The Ridgeline does not offer a towing package. Instead, officials say it was designed with all the necessary equipment in place to handle loads up to 5,000 pounds. The cooling system, including oil and transmission coolers, were designed with towing in mind. The truck also has the necessary wiring for trailer brakes in place. All the customer has to do is install a hitch if towing is required.

Three trim levels will be offered: RT, RT-S and RT-L. Standard features include the power sliding rear window, remote entry, privacy glass, 60/40 fold-up rear seat, power windows, cruise control, map lights, three 12-volt power points and illuminated passenger vanity mirror. Standard audio system includes a 100-watt AM/FM/CD with six speakers and XM satellite radio capability.
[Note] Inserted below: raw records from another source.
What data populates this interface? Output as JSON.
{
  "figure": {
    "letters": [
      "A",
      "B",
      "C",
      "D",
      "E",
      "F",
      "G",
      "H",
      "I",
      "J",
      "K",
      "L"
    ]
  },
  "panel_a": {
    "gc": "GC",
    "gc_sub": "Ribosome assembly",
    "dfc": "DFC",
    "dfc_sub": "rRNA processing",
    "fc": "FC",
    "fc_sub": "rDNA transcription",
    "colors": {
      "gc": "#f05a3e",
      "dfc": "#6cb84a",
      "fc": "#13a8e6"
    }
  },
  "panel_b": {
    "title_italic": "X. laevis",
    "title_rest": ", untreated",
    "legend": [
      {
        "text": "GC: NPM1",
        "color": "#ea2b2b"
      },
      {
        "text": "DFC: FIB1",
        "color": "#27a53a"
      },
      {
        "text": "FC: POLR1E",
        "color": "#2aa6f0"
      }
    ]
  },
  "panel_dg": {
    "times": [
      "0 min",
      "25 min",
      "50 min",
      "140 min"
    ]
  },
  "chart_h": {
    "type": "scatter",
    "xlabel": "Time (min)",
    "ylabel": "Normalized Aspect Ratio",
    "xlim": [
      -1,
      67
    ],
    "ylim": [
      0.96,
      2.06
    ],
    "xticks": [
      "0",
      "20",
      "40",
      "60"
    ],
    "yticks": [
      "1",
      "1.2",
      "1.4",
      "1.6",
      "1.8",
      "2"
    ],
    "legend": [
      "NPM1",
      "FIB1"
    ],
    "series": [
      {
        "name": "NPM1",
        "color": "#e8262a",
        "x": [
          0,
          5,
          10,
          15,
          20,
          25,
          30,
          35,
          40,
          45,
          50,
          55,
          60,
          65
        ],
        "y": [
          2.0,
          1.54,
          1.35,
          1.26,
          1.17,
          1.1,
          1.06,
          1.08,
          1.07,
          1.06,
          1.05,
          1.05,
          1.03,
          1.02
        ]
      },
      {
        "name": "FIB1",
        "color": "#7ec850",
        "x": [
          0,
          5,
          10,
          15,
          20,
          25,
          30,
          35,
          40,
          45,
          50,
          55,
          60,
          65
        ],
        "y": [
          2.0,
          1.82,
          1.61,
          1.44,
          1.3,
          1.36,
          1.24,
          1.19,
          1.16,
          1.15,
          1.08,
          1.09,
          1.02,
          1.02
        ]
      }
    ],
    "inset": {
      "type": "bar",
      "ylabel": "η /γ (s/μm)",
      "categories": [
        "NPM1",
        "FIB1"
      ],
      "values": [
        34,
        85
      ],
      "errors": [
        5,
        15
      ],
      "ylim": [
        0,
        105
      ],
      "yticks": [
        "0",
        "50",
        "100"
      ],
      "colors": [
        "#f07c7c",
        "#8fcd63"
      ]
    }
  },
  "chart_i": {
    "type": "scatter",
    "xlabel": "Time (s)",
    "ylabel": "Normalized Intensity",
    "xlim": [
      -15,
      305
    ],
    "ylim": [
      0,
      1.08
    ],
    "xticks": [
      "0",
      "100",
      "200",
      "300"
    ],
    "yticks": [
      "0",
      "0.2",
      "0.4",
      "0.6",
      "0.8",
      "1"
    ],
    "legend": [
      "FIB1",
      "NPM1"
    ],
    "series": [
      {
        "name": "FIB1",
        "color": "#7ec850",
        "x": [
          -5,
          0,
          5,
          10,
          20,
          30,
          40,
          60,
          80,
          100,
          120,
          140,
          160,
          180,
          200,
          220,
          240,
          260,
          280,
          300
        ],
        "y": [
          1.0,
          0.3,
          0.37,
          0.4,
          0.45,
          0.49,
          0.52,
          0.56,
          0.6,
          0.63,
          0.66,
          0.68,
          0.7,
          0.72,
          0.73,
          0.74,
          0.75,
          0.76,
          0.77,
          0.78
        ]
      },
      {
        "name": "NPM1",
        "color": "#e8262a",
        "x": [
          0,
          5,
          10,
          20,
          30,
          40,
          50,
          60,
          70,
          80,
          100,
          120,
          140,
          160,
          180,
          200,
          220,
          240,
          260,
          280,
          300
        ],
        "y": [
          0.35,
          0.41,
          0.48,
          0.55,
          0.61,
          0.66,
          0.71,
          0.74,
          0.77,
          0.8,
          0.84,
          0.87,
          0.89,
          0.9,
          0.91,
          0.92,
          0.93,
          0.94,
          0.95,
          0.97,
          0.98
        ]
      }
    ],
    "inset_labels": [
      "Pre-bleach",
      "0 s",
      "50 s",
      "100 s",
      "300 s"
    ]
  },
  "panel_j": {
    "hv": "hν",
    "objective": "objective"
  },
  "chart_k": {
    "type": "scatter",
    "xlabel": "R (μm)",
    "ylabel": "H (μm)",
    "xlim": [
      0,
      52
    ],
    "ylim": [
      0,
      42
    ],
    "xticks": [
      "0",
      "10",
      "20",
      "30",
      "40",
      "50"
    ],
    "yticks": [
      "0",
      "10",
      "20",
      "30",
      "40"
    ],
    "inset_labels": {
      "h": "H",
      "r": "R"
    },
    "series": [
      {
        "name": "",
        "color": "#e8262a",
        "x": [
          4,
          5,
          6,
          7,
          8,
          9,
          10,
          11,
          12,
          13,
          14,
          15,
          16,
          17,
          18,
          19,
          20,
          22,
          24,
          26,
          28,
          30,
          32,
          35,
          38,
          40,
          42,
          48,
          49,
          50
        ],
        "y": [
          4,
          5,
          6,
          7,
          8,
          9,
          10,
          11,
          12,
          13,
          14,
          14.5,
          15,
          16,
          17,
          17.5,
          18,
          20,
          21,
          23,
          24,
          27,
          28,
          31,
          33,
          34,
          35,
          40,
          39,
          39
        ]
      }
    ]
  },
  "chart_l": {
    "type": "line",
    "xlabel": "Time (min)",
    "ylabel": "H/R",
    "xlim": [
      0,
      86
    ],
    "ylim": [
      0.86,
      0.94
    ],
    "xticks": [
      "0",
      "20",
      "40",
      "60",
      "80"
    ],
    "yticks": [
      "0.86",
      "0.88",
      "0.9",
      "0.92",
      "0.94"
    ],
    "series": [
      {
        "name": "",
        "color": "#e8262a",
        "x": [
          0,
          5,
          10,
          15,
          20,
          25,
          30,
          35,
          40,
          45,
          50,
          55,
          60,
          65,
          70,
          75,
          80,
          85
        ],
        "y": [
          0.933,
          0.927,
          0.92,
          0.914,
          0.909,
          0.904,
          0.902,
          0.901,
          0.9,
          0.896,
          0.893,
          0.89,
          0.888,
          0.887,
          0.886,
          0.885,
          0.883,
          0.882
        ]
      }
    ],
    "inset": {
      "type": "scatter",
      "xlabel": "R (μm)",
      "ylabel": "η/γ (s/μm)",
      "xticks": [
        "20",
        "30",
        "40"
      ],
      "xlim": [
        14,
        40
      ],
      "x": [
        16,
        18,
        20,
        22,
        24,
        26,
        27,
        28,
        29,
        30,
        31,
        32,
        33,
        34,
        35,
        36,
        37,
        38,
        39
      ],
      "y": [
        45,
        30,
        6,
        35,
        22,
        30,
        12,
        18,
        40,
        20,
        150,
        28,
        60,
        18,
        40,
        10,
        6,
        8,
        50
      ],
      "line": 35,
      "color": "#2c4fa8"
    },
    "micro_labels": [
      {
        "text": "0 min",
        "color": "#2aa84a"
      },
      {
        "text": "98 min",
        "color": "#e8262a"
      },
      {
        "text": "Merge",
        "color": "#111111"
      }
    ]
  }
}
The Ridgeline will be one of the first pickups to offer voice-activated navigation.

Consumers will have a choice of many upscale options, including leather seating, moonroof, automatic dual-zone climate control, 8-way power driver’s seat and heated seating. A premium audio system that boosts the power up to 160 watts, adds a 6-CD changer, adds an MP3 jack and beefs up the speakers with a subwoofer is also available.

Finally, Honda’s commitment to safety is evident with such standard equipment as anti-lock brakes, electronic brake distribution, electric brake assist, side air bags, side-curtain air bags, 3-point seat belts at all seating positions and LATCH in the rear.

Pricing has not been finalized but is expected to start around $27,000 with the top trim level starting at $32,000.